Computes the size of the viewer and returns the tuple (width, height). Implementation is made by subclasses.

The size must include all graphics and possible children the viewer has; this is the bounding box of the viewer to avoid overlaps.

The default implementation returns (self.width, self.height).

When the parent has the size of all its children, it sets the position of the Viewer, using set_position():

set_position()
Parameters:
  • x
  • y

A setter for the position of the viewer. Calls layout() after to ensure the graphics are also set.

layout()

Places graphical elements in the correct positions in relation to the viewer’s position.

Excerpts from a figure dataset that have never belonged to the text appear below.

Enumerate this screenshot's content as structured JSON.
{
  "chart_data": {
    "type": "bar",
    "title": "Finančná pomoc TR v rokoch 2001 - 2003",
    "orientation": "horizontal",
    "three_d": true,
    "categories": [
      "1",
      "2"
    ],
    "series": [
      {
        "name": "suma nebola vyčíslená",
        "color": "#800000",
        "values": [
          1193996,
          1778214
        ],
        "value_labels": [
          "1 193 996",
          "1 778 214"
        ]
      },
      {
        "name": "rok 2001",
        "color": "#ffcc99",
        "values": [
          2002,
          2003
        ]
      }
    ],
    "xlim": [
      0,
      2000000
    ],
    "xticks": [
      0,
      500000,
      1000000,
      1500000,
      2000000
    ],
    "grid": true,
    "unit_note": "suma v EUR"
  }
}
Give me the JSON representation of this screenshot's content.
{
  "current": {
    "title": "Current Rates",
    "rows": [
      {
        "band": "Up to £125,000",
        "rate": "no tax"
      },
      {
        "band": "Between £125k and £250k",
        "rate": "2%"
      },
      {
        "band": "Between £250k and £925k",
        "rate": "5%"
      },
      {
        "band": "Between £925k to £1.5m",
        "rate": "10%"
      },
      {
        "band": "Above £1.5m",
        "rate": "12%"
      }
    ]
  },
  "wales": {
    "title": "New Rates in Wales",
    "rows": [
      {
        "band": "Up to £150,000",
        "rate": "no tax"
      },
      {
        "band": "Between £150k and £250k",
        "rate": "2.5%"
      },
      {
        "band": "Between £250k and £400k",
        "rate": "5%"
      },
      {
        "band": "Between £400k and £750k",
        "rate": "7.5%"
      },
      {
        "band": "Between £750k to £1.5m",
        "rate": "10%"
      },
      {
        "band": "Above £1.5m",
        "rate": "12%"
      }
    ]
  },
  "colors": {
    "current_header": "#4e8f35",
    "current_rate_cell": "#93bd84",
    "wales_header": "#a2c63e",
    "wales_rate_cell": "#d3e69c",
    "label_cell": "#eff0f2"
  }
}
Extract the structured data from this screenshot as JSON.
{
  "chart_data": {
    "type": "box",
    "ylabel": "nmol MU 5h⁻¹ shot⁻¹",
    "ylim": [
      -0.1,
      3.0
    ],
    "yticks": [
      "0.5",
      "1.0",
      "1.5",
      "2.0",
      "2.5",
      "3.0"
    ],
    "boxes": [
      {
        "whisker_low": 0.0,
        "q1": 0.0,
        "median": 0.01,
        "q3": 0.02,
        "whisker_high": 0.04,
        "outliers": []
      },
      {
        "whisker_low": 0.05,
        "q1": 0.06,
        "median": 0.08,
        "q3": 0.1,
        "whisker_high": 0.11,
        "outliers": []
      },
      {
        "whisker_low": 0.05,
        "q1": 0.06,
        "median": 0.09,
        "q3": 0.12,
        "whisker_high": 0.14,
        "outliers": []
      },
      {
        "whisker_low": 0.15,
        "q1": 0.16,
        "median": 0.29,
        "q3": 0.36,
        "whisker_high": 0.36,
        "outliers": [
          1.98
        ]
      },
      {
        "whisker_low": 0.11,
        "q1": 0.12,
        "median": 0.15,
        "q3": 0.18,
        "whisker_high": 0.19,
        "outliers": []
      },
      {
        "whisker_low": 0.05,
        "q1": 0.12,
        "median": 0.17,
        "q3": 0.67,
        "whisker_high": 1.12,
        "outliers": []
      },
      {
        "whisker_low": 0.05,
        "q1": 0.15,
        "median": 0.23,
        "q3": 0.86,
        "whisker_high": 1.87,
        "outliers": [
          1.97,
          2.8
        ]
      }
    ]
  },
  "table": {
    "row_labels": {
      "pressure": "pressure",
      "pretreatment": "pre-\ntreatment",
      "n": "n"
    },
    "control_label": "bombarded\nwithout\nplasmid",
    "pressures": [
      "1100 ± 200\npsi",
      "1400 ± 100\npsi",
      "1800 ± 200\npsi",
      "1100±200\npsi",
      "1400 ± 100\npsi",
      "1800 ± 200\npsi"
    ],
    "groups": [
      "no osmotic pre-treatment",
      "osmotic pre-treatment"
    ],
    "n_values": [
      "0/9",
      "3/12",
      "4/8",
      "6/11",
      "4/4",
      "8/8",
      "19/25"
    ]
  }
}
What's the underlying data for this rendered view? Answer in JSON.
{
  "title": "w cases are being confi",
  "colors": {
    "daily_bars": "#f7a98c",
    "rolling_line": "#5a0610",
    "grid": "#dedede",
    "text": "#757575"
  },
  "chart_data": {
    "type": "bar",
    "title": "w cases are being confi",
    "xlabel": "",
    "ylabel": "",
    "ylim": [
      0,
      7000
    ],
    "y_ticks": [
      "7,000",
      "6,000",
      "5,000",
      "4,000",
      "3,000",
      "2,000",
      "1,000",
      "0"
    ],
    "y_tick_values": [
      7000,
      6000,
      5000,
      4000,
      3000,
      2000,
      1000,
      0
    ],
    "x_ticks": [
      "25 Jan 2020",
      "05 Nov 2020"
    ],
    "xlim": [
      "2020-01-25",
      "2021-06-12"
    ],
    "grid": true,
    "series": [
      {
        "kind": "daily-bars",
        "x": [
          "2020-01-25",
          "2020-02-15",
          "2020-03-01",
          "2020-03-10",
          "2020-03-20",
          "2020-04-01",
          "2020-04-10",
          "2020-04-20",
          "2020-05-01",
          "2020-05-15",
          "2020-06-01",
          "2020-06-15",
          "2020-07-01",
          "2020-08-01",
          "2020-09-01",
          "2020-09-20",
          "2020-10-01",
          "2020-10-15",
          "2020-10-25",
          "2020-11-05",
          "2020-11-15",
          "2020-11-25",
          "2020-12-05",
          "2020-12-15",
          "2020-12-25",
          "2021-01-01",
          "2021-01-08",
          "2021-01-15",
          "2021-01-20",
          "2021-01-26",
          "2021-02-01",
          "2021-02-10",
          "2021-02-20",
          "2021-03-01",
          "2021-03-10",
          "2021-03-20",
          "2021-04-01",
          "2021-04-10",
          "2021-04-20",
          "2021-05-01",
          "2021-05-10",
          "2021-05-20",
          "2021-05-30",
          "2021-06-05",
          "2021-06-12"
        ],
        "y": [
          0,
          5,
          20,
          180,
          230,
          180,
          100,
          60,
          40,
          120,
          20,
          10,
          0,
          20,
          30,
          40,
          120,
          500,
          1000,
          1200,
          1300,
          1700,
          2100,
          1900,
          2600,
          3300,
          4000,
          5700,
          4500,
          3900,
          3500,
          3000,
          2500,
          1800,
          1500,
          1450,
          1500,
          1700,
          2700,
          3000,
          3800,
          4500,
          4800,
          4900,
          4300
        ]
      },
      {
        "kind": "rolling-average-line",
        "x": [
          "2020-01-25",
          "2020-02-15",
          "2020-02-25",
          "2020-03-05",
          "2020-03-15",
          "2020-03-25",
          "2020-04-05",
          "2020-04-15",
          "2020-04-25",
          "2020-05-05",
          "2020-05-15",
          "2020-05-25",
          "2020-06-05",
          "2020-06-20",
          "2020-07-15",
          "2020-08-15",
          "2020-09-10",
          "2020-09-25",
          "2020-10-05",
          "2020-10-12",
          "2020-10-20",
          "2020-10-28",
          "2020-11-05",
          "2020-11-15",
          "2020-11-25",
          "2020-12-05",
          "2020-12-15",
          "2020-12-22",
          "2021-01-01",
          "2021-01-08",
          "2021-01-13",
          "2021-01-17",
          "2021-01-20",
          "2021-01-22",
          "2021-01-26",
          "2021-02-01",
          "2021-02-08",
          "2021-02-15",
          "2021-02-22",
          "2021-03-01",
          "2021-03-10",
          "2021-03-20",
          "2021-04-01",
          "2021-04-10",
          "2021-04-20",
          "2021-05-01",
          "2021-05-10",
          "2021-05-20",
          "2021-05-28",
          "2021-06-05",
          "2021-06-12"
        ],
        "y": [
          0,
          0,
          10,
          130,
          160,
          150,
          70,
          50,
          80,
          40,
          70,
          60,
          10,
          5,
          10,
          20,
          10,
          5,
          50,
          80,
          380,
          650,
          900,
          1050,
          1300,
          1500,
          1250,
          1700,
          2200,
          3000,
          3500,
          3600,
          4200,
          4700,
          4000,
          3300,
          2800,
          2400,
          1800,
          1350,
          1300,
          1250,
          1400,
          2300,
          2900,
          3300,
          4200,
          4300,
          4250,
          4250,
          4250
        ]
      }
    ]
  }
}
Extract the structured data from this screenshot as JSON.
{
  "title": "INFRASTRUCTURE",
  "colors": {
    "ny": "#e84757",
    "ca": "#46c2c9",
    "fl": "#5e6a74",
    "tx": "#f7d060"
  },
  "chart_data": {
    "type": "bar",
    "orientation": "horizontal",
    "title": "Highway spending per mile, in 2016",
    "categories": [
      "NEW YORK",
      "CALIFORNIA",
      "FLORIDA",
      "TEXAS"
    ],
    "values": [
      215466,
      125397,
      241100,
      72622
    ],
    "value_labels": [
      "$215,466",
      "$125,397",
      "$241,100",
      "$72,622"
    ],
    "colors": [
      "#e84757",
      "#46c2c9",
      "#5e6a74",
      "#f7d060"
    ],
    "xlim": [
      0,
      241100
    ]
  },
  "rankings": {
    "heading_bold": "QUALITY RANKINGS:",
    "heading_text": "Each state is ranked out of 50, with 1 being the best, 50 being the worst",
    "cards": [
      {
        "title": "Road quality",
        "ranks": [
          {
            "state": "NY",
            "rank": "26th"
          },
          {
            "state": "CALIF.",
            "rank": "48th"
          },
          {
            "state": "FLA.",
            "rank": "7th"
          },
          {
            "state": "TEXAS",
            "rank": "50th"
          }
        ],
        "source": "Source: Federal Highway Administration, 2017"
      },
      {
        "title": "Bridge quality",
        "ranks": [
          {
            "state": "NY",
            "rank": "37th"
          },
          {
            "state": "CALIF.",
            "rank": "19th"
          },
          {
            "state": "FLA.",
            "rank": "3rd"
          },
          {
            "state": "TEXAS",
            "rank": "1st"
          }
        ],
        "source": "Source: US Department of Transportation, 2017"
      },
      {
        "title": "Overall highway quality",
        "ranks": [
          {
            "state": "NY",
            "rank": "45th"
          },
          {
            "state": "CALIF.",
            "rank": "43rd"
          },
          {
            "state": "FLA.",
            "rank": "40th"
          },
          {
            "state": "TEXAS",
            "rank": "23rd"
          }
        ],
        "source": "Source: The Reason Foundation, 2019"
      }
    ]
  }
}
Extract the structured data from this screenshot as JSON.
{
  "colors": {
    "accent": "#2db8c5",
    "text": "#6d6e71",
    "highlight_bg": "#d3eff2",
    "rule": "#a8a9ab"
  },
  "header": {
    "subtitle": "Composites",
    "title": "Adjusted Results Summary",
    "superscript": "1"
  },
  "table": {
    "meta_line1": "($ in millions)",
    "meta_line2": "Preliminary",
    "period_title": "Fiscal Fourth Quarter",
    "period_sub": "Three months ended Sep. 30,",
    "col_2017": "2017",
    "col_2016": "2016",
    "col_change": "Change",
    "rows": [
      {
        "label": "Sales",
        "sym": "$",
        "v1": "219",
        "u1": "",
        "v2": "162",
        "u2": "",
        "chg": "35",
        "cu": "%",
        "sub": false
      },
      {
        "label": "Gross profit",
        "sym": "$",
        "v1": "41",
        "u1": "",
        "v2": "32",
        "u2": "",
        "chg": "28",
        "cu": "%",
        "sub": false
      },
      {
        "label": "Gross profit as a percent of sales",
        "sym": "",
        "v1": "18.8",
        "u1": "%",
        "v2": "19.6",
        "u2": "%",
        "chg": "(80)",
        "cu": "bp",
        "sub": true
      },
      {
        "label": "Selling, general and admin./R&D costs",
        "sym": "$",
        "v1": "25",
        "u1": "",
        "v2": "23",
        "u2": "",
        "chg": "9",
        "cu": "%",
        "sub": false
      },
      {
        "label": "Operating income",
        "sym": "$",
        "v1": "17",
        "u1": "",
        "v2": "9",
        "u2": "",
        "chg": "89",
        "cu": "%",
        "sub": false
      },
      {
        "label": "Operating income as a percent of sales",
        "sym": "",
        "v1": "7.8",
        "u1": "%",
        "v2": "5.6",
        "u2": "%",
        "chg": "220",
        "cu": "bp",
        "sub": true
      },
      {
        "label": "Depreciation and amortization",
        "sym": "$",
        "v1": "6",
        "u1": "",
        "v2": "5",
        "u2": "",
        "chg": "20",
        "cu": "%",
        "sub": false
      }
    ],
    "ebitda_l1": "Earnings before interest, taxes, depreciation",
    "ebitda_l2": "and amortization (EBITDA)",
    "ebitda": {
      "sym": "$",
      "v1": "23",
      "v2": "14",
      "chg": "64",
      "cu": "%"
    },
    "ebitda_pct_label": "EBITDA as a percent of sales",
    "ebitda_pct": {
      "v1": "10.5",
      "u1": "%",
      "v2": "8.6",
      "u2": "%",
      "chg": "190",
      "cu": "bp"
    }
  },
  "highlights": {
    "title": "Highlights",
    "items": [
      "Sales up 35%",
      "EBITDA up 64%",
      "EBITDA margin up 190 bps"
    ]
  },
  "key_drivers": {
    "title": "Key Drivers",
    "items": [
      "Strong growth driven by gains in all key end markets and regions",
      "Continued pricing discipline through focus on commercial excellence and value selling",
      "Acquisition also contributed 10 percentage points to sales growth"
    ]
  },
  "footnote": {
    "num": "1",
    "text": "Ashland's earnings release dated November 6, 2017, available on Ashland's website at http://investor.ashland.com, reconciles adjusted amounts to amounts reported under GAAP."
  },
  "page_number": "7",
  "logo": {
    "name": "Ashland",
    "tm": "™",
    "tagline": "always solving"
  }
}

Default implementations does nothing.

What defines the functionality of the viewer is the method reset_size(), which is worth transliterating:

def reset_size(self, reset_parent=True):
    width, height = self.compute_size()

    # if out size changes
    if self.width != width or self.height != height:
        self.width, self.height = width, height

        # This will eventually call our layout
        if reset_parent:
            self.parent.reset_size(reset_parent)
    # else, the parent is never affected and thus we layout.
    else:
        self.layout()
reset_size()
Parameters:reset_parent – A boolean, see below.

The case reset_parent = False updates the viewer size and layout() if the size changed. This call is what we call a top-down draw: it is called when it was the parent’s initiative to reset_size of the viewer.

The reset_parent = True does the same but, if the size changes, it also calls the parent’s reset_size. This call is the bottom-up draw: the child decided to trigger a reset_size.

In the button-up, the parent will re-calculate its own size, and calls reset_size of all children, with reset_parent = False. This ensures that all its children are affected by the size change of one of them.

This call can be further propagated to the parent’s parent in order to accommodate the size changes of all elements.

In situations where an event was triggered (e.g. by a Controller), the bottom-up is the correct way, thus reset_size() should be called after reload(). For example, Pyglet-gui’s pyglet_gui.button.Button uses:

def change_state(self):
    self._is_pressed = not self._is_pressed
    self.reload()
    self.reset_size()

Finally, the viewer implements a delete(), used for deleting the element

delete()

Used to delete the viewer: calls unload_graphics() and undo initialization.